During temperance meetings, the galleries were often filled with not-so-sober townspeople who interrupted the speakers with catcalls. Eggs and dead animals were known to have been thrown at the speakers or at prominent citizens in the audience. On one occasion in 1836, so dangerous and threatening was the mob, that the speaker dared not express his anti-slavery views.

By 1838, the old Meeting House was sold, the building having become inadequate. A new Baptist Church was built at 438 Main Street on the corner of Main and South Street where it is still the place of worship today for Medfield Baptists. The new Meeting House was dedicated on October 3rd of that same year. It was largely through the financial efforts of Deacon George Cummings that the new meeting house was able to be built. 

It was completely remodeled in 1874 with the current steeple added to its front. In 1876, William Tilden (Medfield’s famed historian and Baptist Church member) gave a brief history of the church during the church’s centennial celebrations. Rev. Alvin Crane was then pastor.

In 1880, a new parsonage was built on East Main Street on the corner of Main and Brook Streets. Six years later, however, the Main Street parsonage was sold and a new parsonage was built on South Street, on the corner of South Street and Hale Place. In 1890, Thomas L. Barney paid for the stone curbing that to this day is around the north and west sides of the church grounds. 

Membership by 1900 had reached 171. In 1905, extensive repairs were made to the interior of the church auditorium. New seats were installed (a gift of Mr. and Mrs. Tilden) and new carpet was installed (a gift of Col. Edwin V. Mitchell, owner of the hat factory). In 1907, special recognition was made to William Tilden, who served the church as head of the music department for 50 years.

In 1910, the Old 1772 Baptist Meeting House was moved a short distance to the east from its original location on West Main Street and partially demolished by its new owner Fred A. Smith. Today some of the remains of the original 31-foot square meeting room are part of the present house located on 584 Main Street.

A new tradition started in 1920 with the “Roll Call Suppers” which presented an opportunity for each member at the special meal to answer the roll call with a scripture and make a donation. The tradition continued into the 1950s.

In 1927, fire did considerable damage to the church to a degree that service could not be held there. For five Sundays, the services were held in Monks Hall, located in the upper floor of the building on the corner of North and Main Streets that anchors the town center. The year 1927 also saw a new pipe organ purchased and installed.

Into the 1930s, the church, in search of a new bell to replace their cracked one, obtained the bell from the Enfield, Massachusetts, church when that town was flooded out of existence due to the building of the Quaban Reservoir. That bell still rings today.

During the 1950s, the church continued to grow with new members and in 1957 almost one half of the membership was new. The first newsletter, called The Messenger, was published in 1962 and a year later the church increased its community action, working with MCI Norfolk and with patients at Medfield State Hospital.
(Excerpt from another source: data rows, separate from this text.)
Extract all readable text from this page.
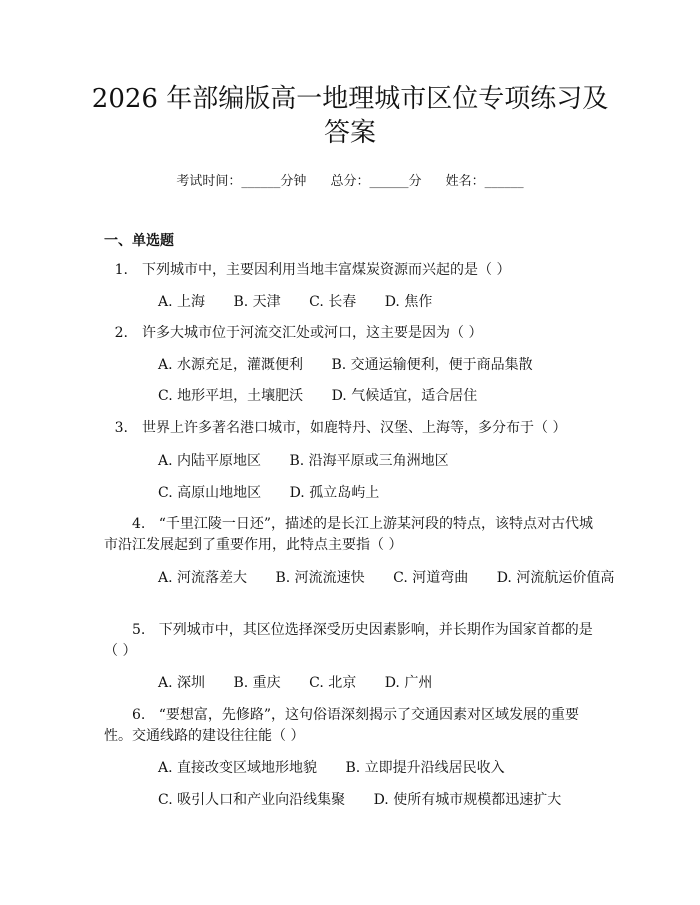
2026 年部编版高一地理城市区位专项练习及答案
考试时间：______分钟 总分：______分 姓名：______
一、单选题
1. 下列城市中，主要因利用当地丰富煤炭资源而兴起的是（ ）
A. 上海 B. 天津 C. 长春 D. 焦作
2. 许多大城市位于河流交汇处或河口，这主要是因为（ ）
A. 水源充足，灌溉便利 B. 交通运输便利，便于商品集散
C. 地形平坦，土壤肥沃 D. 气候适宜，适合居住
3. 世界上许多著名港口城市，如鹿特丹、汉堡、上海等，多分布于（ ）
A. 内陆平原地区 B. 沿海平原或三角洲地区
C. 高原山地地区 D. 孤立岛屿上
4. “千里江陵一日还”，描述的是长江上游某河段的特点，该特点对古代城市沿江发展起到了重要作用，此特点主要指（ ）
A. 河流落差大 B. 河流流速快 C. 河道弯曲 D. 河流航运价值高
5. 下列城市中，其区位选择深受历史因素影响，并长期作为国家首都的是（ ）
A. 深圳 B. 重庆 C. 北京 D. 广州
6. “要想富，先修路”，这句俗语深刻揭示了交通因素对区域发展的重要性。交通线路的建设往往能（ ）
A. 直接改变区域地形地貌 B. 立即提升沿线居民收入
C. 吸引人口和产业向沿线集聚 D. 使所有城市规模都迅速扩大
In 1968, it was decided that a new Educational Wing should be added to the east side of the existing Church building; the new wing was completed and dedicated in 1971. In 1974, another young minister brought vitality and enthusiasm to the church. Rev. Paul Norcross became very involved in the larger Medfield community as well, serving on many town organizations including the Youth Advisory Commission, the Jaycees and the Council on Aging. 
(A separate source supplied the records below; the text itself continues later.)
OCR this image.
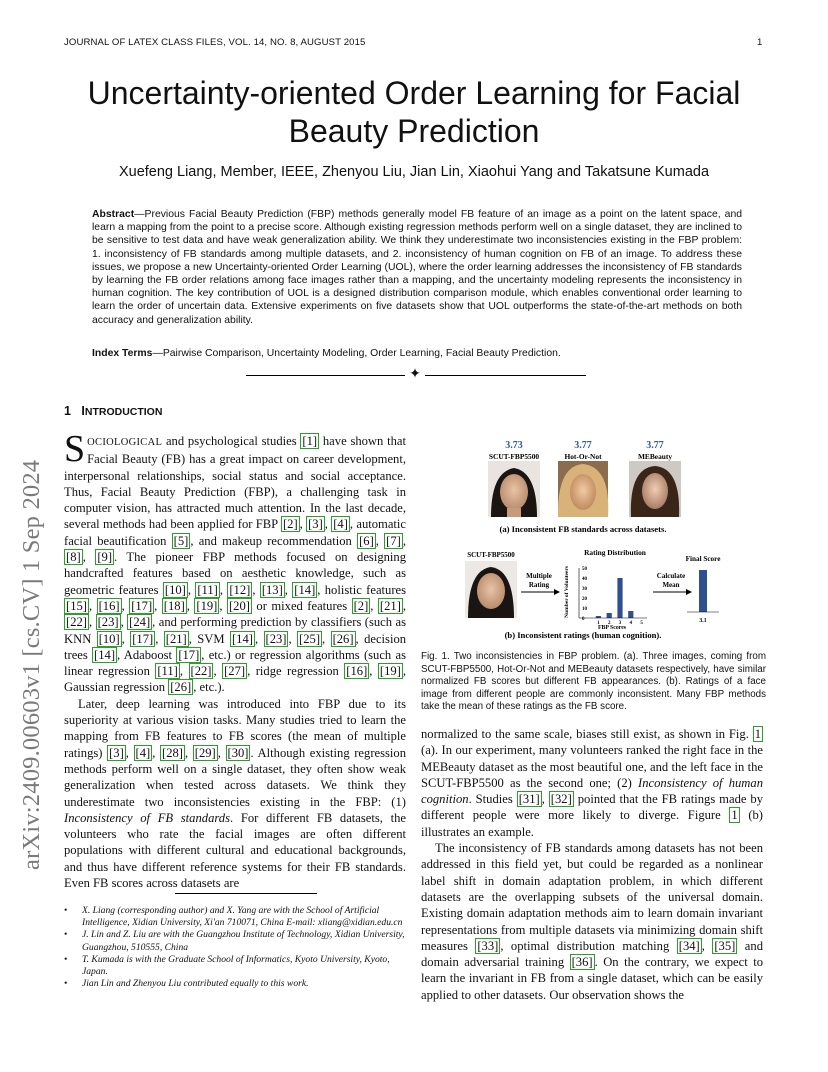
JOURNAL OF LATEX CLASS FILES, VOL. 14, NO. 8, AUGUST 2015	1
Uncertainty-oriented Order Learning for Facial Beauty Prediction
Xuefeng Liang, Member, IEEE, Zhenyou Liu, Jian Lin, Xiaohui Yang and Takatsune Kumada
Abstract—Previous Facial Beauty Prediction (FBP) methods generally model FB feature of an image as a point on the latent space, and learn a mapping from the point to a precise score. Although existing regression methods perform well on a single dataset, they are inclined to be sensitive to test data and have weak generalization ability. We think they underestimate two inconsistencies existing in the FBP problem: 1. inconsistency of FB standards among multiple datasets, and 2. inconsistency of human cognition on FB of an image. To address these issues, we propose a new Uncertainty-oriented Order Learning (UOL), where the order learning addresses the inconsistency of FB standards by learning the FB order relations among face images rather than a mapping, and the uncertainty modeling represents the inconsistency in human cognition. The key contribution of UOL is a designed distribution comparison module, which enables conventional order learning to learn the order of uncertain data. Extensive experiments on five datasets show that UOL outperforms the state-of-the-art methods on both accuracy and generalization ability.
Index Terms—Pairwise Comparison, Uncertainty Modeling, Order Learning, Facial Beauty Prediction.
✦
arXiv:2409.00603v1 [cs.CV] 1 Sep 2024
1 INTRODUCTION

SOCIOLOGICAL and psychological studies [1] have shown that Facial Beauty (FB) has a great impact on career development, interpersonal relationships, social status and social acceptance. Thus, Facial Beauty Prediction (FBP), a challenging task in computer vision, has attracted much attention. In the last decade, several methods had been applied for FBP [2] , [3] , [4] , automatic facial beautification [5] , and makeup recommendation [6] , [7] , [8] , [9] . The pioneer FBP methods focused on designing handcrafted features based on aesthetic knowledge, such as geometric features [10] , [11] , [12] , [13] , [14] , holistic features [15] , [16] , [17] , [18] , [19] , [20] or mixed features [2] , [21] , [22] , [23] , [24] , and performing prediction by classifiers (such as KNN [10] , [17] , [21] , SVM [14] , [23] , [25] , [26] , decision trees [14] , Adaboost [17] , etc.) or regression algorithms (such as linear regression [11] , [22] , [27] , ridge regression [16] , [19] , Gaussian regression [26] , etc.).

Later, deep learning was introduced into FBP due to its superiority at various vision tasks. Many studies tried to learn the mapping from FB features to FB scores (the mean of multiple ratings) [3] , [4] , [28] , [29] , [30] . Although existing regression methods perform well on a single dataset, they often show weak generalization when tested across datasets. We think they underestimate two inconsistencies existing in the FBP: (1) Inconsistency of FB standards. For different FB datasets, the volunteers who rate the facial images are often different populations with different cultural and educational backgrounds, and thus have different reference systems for their FB standards. Even FB scores across datasets are

• X. Liang (corresponding author) and X. Yang are with the School of Artificial Intelligence, Xidian University, Xi'an 710071, China E-mail: xliang@xidian.edu.cn

• J. Lin and Z. Liu are with the Guangzhou Institute of Technology, Xidian University, Guangzhou, 510555, China

• T. Kumada is with the Graduate School of Informatics, Kyoto University, Kyoto, Japan.

• Jian Lin and Zhenyou Liu contributed equally to this work.

3.73	3.77	3.77
SCUT-FBP5500	Hot-Or-Not	MEBeauty
(a) Inconsistent FB standards across datasets.
SCUT-FBP5500
Multiple
Rating
Rating Distribution
Number of Volunteers
0
10
20
30
40
50
1 2 3 4 5
FBP Scores
Calculate
Mean
Final Score
3.1
(b) Inconsistent ratings (human cognition).
Fig. 1. Two inconsistencies in FBP problem. (a). Three images, coming from SCUT-FBP5500, Hot-Or-Not and MEBeauty datasets respectively, have similar normalized FB scores but different FB appearances. (b). Ratings of a face image from different people are commonly inconsistent. Many FBP methods take the mean of these ratings as the FB score.

normalized to the same scale, biases still exist, as shown in Fig. 1 (a). In our experiment, many volunteers ranked the right face in the MEBeauty dataset as the most beautiful one, and the left face in the SCUT-FBP5500 as the second one; (2) Inconsistency of human cognition. Studies [31] , [32] pointed that the FB ratings made by different people were more likely to diverge. Figure 1 (b) illustrates an example.

The inconsistency of FB standards among datasets has not been addressed in this field yet, but could be regarded as a nonlinear label shift in domain adaptation problem, in which different datasets are the overlapping subsets of the universal domain. Existing domain adaptation methods aim to learn domain invariant representations from multiple datasets via minimizing domain shift measures [33] , optimal distribution matching [34] , [35] and domain adversarial training [36] . On the contrary, we expect to learn the invariant in FB from a single dataset, which can be easily applied to other datasets. Our observation shows the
Between 1983 and 1990, major renovations were made to the Church building and parsonage and total refurbishment of the pipe organ was completed. On September 11, 2003, the historic Medfield Church was added to the National Register of Historical Places. The Earl Smith Memorial Walkway and landscaping, making the church handicap accessible, was finished in 2004; and, in 2006, the renovation of the Church kitchen was completed.  In September 2008, current pastor, Jonathan Chechile joined First Baptist.